Discipline- In case you were curious, this was the key “off the mat” difference I was referring to. Discipline off the mat takes the form of a few things including but not limited to being early to both classes and practice, giving 100% in both all the time even as things get hard (and they will), and being an example of the perfect student, teammate, and athlete. It also includes prioritizing your wrestling and your studies over things like parties and other late night shenanigans that could potentially drop your grades and performance because you aren’t resting your body enough or giving enough time to your craft.
Performance- This is going to be a pretty big one. Performance in the way I mean it refers to more than winning or losing, it is about micro managing the things in the sport we can control and utilizing in the best way possible for the best possible outcome.
Win And Lose With Humility- This one is a big one in general but especially once you get to the next level. When we win, act like we’ve been there before, don’t hoot and holler and throw headgear, flex and all that extra stuff, get your hand raised, be proud, and move on to the next one. Now that isn’t to say when you beat a huge ranked opponent or win a prestigious tournament or title you can’t be overly excited, but save it for those moments. In contrast, when we lose, we need to handle it the same way.
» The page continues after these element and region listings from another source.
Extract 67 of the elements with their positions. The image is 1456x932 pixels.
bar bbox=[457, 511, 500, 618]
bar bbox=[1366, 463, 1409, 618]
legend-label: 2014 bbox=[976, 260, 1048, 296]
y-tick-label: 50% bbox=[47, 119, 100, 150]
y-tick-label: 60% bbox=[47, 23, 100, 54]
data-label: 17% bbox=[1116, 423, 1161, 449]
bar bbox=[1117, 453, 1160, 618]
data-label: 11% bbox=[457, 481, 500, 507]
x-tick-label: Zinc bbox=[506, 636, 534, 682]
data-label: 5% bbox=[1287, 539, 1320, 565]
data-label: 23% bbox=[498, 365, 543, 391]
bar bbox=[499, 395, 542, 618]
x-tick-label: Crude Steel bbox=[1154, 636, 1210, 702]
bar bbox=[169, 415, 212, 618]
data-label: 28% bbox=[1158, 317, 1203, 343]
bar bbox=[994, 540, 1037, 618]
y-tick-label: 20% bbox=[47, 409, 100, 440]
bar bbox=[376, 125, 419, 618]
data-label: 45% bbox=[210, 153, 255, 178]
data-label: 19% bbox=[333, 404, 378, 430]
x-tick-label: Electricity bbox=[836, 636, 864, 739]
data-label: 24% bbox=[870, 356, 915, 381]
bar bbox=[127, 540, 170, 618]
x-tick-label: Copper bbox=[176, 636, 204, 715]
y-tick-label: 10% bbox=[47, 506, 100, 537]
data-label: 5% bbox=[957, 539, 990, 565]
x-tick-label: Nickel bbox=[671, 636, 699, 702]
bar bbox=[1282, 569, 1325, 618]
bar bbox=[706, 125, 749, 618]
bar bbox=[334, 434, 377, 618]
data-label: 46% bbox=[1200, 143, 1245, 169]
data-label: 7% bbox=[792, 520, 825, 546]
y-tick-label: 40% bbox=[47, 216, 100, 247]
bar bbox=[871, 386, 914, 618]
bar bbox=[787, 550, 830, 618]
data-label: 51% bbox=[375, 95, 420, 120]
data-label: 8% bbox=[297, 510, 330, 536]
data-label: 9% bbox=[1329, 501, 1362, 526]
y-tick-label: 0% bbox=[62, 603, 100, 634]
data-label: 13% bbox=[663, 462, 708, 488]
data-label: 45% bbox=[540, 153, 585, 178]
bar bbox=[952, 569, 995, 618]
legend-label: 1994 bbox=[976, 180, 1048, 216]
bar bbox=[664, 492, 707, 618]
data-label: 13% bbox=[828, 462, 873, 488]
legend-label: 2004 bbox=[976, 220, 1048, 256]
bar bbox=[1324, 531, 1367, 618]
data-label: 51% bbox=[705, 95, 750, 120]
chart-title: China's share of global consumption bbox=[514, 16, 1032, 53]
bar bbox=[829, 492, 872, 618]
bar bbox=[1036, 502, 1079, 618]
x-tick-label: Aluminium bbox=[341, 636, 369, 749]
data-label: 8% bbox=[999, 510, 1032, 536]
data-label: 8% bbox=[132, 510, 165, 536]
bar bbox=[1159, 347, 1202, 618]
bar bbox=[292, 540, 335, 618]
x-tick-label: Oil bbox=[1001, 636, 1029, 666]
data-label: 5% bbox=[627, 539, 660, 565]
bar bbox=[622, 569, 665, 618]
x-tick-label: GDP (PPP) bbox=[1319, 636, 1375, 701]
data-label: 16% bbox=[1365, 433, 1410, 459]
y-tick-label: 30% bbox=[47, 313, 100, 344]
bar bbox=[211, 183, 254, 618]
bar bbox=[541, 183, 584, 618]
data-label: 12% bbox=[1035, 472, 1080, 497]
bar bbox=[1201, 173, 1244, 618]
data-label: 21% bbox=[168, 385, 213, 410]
That means no getting upset with refs, coaches or teammates, chances are we lost because we didn’t capitalize on something, although there are exceptions. Let’s get busy focusing on the things we can get better at to make sure it doesn’t happen again.
Attention to Detail- normally this one is pretty tricky at first. Everyone usually thinks that when you mention attention to detail that there is going to be this huge thing that they have somehow missed the whole time they have been wrestling when in all reality it is the simplest things like foot, hand, and hip or head placement. It can be as simple as learning to stay on your toes, where to put one hand versus the other, where to apply hip pressure, sit back more instead of getting high, or transitioning instead of starting over. Guys in college don’t do the moves any differently very often, they’ve just gotten really good at knowing the tiny details as to why they are effective.
Chain Wrestling- I began to take a small crack at this one when I brought up transitioning in the last section. Chain wrestling by definition is exactly that, learning to smoothly transition from one move to another whether it be in an offensive sequence, defensive sequence, or a combination of the two. In you’re a Game, it is learning what moves feed into one another, anticipating your opponents reactions, and trying to stay a couple steps ahead at all times. On defense, it’ll probably be a lot like this, I know my opponent wants “A” to lead to “B” then “C”. If I can’t stop “A” for whatever reason what do I need to look for to stop “B”? If I can’t stop “B” then I need to look for my best option from “C” to prevent losing the match. If I do stop “B” what position will my opponent be in and where can I go to immediately leave him or her vulnerable to my own chain of attacks to get back on the offensive side of the match?
One of the biggest determinants to success with chain wrestling is the ability to picture and plan for the action and reaction between you and your opponent in those scenarios of your offense and defense. This is exactly what we went in to above with the ABC scenario. It seems stupid, and maybe even a bit too simple that way but I promise your level of wrestling will skyrocket as a result.
There are quite a few differences between your high school wrestler and your successful college wrestler. The good news is, all of this can be learned and constantly made better through your own adherence and willingness to do better in all aspects of your college experience. Remember, it is natural to feel a bit overwhelmed, college isn’t easy, college wrestling really isn’t easy, but you’ve made the first step to proving just how tough you are so stick with it. Remember the guidelines, tricks, and people that are there or that can be put into place to aid you in any struggle you may have, and at the end of the day, remember that these will be some of the best days of your life. Enjoy it while you can.